The sun beat down hard, as if enacting its own punishment on these people who had flouted mankind’s laws. Broken them, decapitated them. The smell of mud, it had rained, and the sight of dust swirling around in the ‘lawn’, even though the grass had long since been sent to death row. The prisoners were edgy, restless. The shuffling of dozens of feet on the ground, rushing to get to the lawn, dozens of mutters under breaths, dozens of people breathing heavily, nervously. The ground felt hard and hot. The air was warm and sticky.
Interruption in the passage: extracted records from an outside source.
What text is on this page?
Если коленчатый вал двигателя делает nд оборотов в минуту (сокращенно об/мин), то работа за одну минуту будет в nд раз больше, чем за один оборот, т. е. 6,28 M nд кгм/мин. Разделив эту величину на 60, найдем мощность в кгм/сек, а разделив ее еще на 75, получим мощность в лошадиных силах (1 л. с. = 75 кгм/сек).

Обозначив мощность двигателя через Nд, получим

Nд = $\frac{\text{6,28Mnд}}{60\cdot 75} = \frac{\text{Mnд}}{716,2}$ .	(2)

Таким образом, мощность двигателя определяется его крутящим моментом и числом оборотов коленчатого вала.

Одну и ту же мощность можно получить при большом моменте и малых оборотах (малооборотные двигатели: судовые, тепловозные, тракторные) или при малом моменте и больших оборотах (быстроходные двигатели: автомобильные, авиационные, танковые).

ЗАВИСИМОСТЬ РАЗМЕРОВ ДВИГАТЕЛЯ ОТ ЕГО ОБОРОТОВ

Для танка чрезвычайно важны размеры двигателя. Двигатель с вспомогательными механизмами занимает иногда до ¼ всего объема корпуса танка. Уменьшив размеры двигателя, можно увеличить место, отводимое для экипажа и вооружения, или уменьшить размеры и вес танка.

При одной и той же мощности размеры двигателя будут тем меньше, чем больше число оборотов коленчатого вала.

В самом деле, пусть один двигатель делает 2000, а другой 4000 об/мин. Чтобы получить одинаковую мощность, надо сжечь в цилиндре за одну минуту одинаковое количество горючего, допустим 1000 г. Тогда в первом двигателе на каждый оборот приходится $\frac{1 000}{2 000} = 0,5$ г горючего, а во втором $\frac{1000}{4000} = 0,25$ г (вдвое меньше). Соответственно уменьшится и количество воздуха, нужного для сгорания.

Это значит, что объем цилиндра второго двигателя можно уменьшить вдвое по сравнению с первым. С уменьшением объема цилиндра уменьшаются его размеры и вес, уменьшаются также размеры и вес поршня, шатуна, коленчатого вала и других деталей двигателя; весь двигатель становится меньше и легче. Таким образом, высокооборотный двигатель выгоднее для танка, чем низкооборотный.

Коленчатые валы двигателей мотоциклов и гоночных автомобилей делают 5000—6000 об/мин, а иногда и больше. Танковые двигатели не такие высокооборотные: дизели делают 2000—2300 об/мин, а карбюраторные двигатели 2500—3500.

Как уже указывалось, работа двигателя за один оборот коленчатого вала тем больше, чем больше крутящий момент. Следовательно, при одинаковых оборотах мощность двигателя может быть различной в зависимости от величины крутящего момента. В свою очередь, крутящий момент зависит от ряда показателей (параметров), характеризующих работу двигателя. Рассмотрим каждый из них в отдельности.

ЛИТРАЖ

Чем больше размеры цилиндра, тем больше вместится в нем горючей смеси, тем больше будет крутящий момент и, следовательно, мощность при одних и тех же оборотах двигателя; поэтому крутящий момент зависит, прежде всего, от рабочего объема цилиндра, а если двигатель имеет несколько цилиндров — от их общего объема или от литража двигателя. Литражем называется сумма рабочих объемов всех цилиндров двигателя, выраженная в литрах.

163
The guards braced themselves, they couldn’t help it. Yet there had been no incidents in eleven days. That was eleven days more than the previous record. It was habitual for them, at this point, habits engrained so hard that they probably would not have lost them by the time he was set free. It had been fourteen days since he had been imprisoned. No one had made the connection. No one had bothered. One day to mull in silence, moody, inviting. One morning to be beat down. One evening to kill the man. One day to set the plan in motion. Everything had happened just like they had said it would. He had followed their instructions to the letter. He enjoyed this. It was like playing a game of chess. Everything was predictable. Everything had a place, a way of moving. And it was. And it would. There was no incident today. The guards rushed into the yard, some of them throwing looks at him, he didn’t mind. The guards would not make the connection. Not by the time he got out anyways. They weren’t underpaid, but a profession being a prison guard wasn’t exactly known for its intellectual stimulation. They were just hired to be walls of flesh and bone.